降雪量は冬期に比べると減少傾向ですが、雪山の危険度は「雪の降る量」だけではないんです・・・。
「暖かい」ということは、良いことばかりじゃない・・・

暖かい=安全 ではない!

しかし、反対に暖かいと「雪が溶ける」というリスクが生まれます。では、雪が溶けるとどんなリスクにつながるのでしょうか?
恐ろしすぎる全層雪崩!

雪解け水が流れることなどにより、地表面から積雪全体が滑り落ちます。春の雪は水分を多く含むため重く、大規模になりやすいためその威力は相当なもの。

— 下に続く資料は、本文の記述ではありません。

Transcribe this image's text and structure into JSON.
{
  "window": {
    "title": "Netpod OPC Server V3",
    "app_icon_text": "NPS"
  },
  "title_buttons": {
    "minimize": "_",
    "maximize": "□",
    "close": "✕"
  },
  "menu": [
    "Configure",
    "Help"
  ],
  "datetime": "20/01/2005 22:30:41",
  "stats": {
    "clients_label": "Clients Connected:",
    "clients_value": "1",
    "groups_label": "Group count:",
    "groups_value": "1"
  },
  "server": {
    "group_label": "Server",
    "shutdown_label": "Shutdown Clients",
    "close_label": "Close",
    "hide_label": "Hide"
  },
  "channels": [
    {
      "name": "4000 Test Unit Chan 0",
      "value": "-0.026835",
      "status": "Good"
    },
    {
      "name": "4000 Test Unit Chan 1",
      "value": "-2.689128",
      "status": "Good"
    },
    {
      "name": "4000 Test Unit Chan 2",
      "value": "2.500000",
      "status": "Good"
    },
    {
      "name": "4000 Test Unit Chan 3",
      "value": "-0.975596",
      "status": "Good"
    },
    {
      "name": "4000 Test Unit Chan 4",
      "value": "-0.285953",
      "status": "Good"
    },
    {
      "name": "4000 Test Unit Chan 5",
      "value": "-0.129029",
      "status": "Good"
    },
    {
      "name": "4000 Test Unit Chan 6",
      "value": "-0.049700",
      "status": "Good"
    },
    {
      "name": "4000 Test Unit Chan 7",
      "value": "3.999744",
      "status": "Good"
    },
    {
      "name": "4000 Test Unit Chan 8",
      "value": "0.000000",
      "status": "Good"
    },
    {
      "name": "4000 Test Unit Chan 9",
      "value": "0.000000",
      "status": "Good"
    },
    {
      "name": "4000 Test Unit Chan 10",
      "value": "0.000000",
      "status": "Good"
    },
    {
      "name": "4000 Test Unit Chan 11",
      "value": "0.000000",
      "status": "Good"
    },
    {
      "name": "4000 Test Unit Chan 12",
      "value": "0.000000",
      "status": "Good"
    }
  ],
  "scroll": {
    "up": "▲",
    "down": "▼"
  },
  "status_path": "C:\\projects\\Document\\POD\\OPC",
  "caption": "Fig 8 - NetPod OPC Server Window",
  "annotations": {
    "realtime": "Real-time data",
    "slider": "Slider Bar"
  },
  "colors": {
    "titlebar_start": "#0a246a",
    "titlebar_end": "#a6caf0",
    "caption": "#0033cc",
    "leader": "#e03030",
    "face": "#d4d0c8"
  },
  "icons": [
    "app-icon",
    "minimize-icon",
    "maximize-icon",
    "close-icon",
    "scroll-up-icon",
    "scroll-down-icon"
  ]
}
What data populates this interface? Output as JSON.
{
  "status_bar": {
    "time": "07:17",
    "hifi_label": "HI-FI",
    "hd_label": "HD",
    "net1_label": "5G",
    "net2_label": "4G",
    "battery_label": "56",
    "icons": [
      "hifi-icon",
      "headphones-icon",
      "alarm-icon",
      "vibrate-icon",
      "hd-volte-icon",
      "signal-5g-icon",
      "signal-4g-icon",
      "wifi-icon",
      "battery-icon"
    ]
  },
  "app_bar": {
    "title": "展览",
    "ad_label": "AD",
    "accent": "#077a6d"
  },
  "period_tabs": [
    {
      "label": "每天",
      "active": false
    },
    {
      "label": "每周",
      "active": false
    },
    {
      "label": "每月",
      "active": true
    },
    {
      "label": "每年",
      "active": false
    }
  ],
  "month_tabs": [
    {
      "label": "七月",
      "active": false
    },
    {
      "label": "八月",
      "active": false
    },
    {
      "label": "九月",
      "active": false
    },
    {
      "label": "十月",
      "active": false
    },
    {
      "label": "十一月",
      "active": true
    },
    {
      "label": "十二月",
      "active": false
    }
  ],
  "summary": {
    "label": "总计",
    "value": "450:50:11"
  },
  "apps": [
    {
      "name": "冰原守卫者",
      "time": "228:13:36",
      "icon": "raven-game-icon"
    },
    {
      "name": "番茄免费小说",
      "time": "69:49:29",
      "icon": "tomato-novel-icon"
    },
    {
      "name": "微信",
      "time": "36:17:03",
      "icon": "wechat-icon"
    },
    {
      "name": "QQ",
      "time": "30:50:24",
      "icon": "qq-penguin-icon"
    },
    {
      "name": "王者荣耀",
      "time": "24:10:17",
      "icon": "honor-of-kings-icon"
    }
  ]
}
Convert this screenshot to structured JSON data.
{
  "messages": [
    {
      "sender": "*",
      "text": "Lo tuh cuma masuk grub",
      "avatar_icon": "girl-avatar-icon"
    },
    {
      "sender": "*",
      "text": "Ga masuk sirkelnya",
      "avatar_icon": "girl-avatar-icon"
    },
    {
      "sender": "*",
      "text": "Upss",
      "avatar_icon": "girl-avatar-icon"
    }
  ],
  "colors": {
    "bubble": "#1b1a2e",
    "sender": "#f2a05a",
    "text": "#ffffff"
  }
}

表層雪崩よりスピードは速くありませんが、それでも時速40~80kmとも言われており、逃げ切るのは不可能でしょう。
実際に痛ましい雪崩事故も

山岳ガイドに雪崩をさける方法を聞いてみた。

では、全層雪崩などのリスクに巻き込まれないようにするには、どうすればよいのでしょうか?一般社団法人日本アルパインガイド協会の山岳ガイドである山田祐士ガイドに、残雪期の全層雪崩について注意点を聞いてみました。
編集部 大迫
残雪期の登山で気をつけることってなんですか?
山田ガイド
いろいろありますが、1つはいつどこで雪崩が起きたなどのルート状況の情報を持っておくことですね。自己判断には、限界があるので。
編集部 大迫
具体的におすすめの方法は?
山田ガイド
やはり地域のプロに訊くのがいいですね。ホームページやSNSの情報が最新でない場合は、電話で確認したり。
編集部 大迫
確かに情報の新鮮さには、注意が必要ですね。最近ではSNSやホームページで積極的に情報を配信してくれている小屋も増えてきてはいますが、まだまだ使用していない山小屋も多いですから。
山田ガイド
山小屋のスタッフさん達は周辺のルート状況をよく知っているし、ルート偵察や設備をして頻繁にエリア情報をアップデートしてくれています。「今日はまだ雪が落ちきってなくて、気温が上がりそうだからやめたほうがいいよ」とか「雨の後で雪がグズグズに緩んでる」など、タイムリーな情報を提供してくれるのが本当にありがたいです。
やはり、雪崩のリスクに対しては、雪崩にあわないように避けるしかありません。しっかりと信憑性のある最新の情報を手に入れて、必要であればルートや登山計画の変更をしましょう。
全層雪崩に注意しながら、登山を楽しもう!

ですが、雪と青空のコントラストなどの魅力があることも事実です。春の雪山を楽しむために、リスクを理解し万全の準備をして無理なく登山を楽しみましょう。